Lunar New Year celebrations to come


Sascha Harvey

Lunar New Year celebrations include everything from lantern to simply eating “good fortune fruit,” or certain citrus. Their orange colors represent prosperity and luck.

For many students, the term “New Year” means January 1st. For multiple different cultures, however, the New Year celebrations are right around the corner. Celebrated in communities in China, Hong Kong, Vietnam, Taiwan and South Korea, the Lunar New Year takes place Saturday, January 22. 2023 is the Year of the Rabbit. 

In these cultures, the 15-day event represents the first new moon “between the end of January and spans the first 15 days of the first month of the lunar calendar,” according to HISTORY. Unlike the Gregorian calendar that Western society is structured around, the lunar calendar follows the cycles of the moon.

Lunar New Year celebrations are expansive, with many choosing to connect with extended family and hope for good luck and health throughout the following year. Typical celebrations include decorating windows with red paper and cleaning the house, starting with a reunion dinner with symbolic dishes. Celebrators often feast on a whole fish, representing abundance. 

The last day of the holiday is the Lantern Festival in which children roam around with lanterns. Tangyuan, or sweet glutinous rice balls, are eaten in celebration.

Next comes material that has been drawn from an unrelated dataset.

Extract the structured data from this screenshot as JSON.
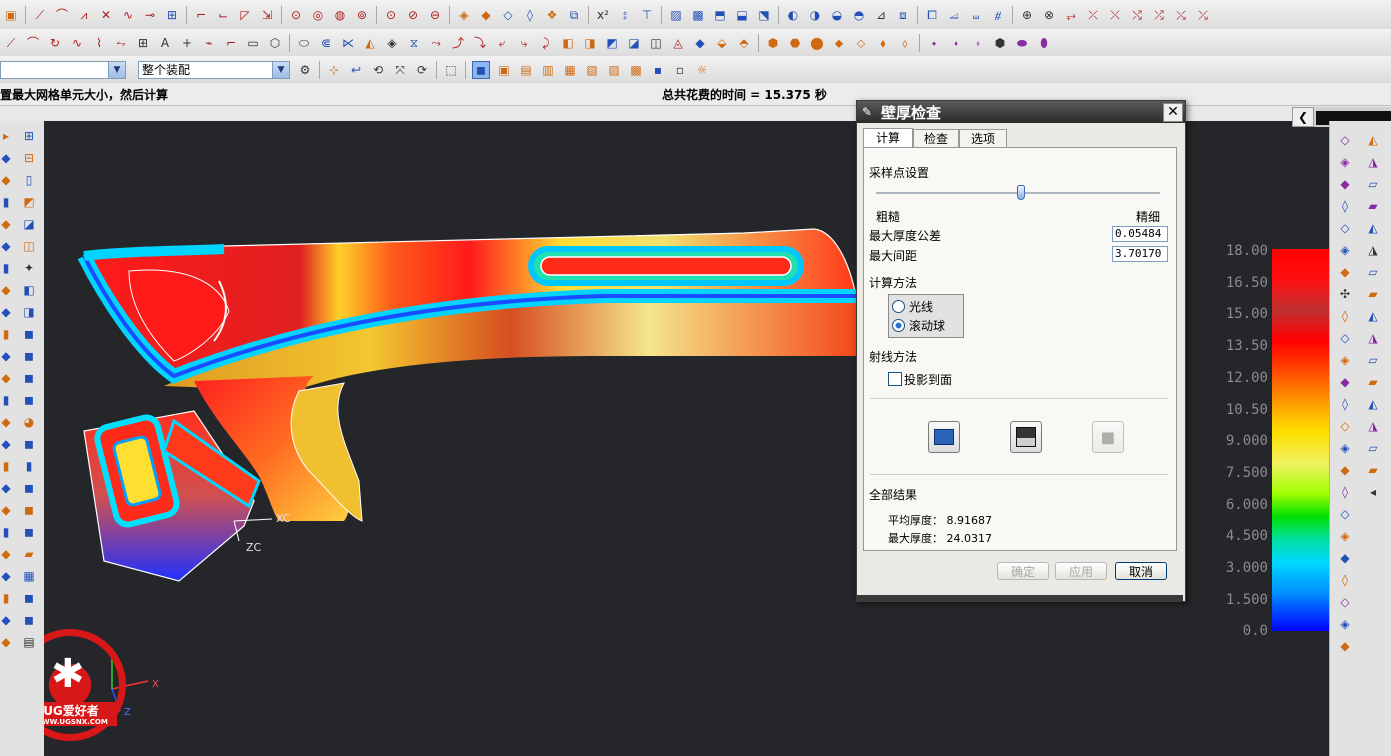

Glutinous rice cakes are often eaten as well.

In Wichita, there are many events taking place to celebrate the Lunar New Year.
St. Anthony Lion & Dragon Dance Team will be performing in the first floor of the RSC, with Kversity following, on Monday, January 23 starting at 11 a.m. 

Outside of Wichita State, the Advanced Learning Library is hosting the Wichita Asian Association to educate about the holiday on Saturday, January 21, featuring a performance from the East High Dance Club. 

If in-person celebrations aren’t your thing, you can celebrate on Pokemon GO. Trainers will see an increased rate of rabbit-inspired Pokemon such as Bunnelby, among others, in the wild. 

From China to your Pokeballs, the Lunar New Year is all around. Whether you celebrate or not, the message of new beginnings and connecting with loved ones can be appreciated across cultures.